Llueve a cántaros.
No sé por qué ha sonado hoy el despertador. Juraría que lo había desconectado. De todas formas, ya estaba despierto cuando su molesto pitido invadió mis oídos. Llevaba casi una hora tumbado boca arriba, con la vista clavada en el blanco techo de la habitación.
Aunque hoy no ha sido la primera vez que he tenido problemas para dormir, hacía tanto tiempo desde el último día que me pasó que, aun en este momento, me sorprende darme cuenta de que me había olvidado por completo de esa sensación. Incluso he girado la cabeza hacia la mesilla un par de veces para cerciorarme de que el bote de Valium seguía ahí, donde lo dejé después de tomar la última “dosis”.
Con un dolor de cabeza que no se manifestó hasta que me incorporé, me dirigí hacia la ducha, me desnudé y, sin paliativo alguno, dejé que un chorro de agua helada impactara sobre mi piel. Es una sensación maravillosa. Mientras el cuerpo se entumece, la mente está en pleno estado de consciencia, gritando por los millones de agujas heladas que se clavan sin misericordia. Es estar cayendo en una especie de sopor hipotérmico y, al mismo tiempo, estar más despierto que nunca…

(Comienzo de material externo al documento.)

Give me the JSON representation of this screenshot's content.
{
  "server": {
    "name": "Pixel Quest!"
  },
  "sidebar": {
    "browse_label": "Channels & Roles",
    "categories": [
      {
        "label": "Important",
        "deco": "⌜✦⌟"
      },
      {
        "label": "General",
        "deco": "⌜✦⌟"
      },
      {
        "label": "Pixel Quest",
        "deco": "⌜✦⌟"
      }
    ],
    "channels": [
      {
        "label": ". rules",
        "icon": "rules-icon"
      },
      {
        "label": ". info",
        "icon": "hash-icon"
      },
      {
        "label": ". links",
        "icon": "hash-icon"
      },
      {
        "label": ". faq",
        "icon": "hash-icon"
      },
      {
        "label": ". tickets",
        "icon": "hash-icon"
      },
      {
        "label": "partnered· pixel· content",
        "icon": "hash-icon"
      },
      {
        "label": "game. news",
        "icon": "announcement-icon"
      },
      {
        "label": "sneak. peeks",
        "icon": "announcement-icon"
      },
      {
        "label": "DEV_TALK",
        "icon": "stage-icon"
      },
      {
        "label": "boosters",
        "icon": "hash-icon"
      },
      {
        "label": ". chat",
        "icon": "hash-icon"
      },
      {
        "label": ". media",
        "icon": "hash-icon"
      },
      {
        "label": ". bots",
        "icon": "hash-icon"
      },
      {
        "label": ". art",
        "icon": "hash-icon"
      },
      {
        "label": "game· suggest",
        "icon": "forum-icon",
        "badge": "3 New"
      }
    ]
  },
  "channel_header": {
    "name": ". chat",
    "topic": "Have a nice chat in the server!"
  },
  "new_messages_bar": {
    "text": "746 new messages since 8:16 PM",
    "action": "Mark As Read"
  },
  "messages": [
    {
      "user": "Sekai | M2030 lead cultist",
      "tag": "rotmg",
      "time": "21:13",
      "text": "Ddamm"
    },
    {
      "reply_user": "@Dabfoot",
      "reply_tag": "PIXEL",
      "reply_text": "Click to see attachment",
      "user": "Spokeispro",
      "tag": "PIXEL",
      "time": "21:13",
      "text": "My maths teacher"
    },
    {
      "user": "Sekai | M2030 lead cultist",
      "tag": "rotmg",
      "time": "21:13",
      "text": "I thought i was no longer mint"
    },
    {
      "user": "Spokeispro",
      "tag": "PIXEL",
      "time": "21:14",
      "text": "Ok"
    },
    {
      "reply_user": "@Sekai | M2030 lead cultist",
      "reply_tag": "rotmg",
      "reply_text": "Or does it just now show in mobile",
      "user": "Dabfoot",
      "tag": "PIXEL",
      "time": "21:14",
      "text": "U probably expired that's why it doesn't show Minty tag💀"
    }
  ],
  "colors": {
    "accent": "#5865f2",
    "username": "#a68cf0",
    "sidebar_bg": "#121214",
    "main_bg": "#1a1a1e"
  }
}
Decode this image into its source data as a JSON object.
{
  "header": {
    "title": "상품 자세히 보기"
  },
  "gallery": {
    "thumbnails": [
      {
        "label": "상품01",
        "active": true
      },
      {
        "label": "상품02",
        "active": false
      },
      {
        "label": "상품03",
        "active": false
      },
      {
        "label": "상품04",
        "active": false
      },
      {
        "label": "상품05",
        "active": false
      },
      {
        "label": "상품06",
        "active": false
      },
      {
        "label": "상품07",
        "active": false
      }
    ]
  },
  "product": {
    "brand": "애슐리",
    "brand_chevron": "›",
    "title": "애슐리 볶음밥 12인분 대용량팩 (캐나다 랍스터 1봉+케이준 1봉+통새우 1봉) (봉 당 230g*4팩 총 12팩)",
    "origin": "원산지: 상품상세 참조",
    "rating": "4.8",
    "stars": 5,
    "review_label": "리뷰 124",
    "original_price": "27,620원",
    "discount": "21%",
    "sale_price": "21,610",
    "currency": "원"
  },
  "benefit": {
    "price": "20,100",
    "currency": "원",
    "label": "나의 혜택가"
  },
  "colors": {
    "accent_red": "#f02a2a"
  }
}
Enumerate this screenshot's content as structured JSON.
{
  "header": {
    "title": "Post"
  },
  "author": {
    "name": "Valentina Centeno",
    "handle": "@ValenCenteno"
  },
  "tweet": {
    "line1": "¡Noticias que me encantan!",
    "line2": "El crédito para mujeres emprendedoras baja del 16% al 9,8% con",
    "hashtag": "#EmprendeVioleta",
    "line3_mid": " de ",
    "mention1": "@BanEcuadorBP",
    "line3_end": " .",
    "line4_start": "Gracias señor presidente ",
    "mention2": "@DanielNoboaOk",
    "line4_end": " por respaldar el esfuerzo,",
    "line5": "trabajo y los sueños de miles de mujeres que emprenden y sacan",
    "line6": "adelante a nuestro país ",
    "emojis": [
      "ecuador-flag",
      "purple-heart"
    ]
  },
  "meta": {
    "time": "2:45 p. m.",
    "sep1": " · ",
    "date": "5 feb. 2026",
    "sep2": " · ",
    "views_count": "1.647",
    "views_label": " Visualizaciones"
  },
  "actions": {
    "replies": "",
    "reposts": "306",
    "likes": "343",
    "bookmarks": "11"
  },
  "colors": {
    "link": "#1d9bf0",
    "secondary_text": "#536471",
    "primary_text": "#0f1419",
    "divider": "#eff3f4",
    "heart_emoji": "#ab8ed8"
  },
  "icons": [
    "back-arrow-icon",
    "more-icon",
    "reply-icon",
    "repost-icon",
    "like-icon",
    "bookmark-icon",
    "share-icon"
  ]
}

Mientras desayunaba un café con unas cuantas galletas integrales (una de sus putas manías que se me ha pegado), he puesto la radio. Un locutor de tono catastrofista, cuyo nombre ni sé ni me importa, daba una noticia insustancial sobre no se qué de unos campos magnéticos… la verdad es que no he prestado mucha atención a sus palabras. Tras la ducha fría, mi mente estaba embotada.
Otro día de mierda, y ya van… ni se sabe.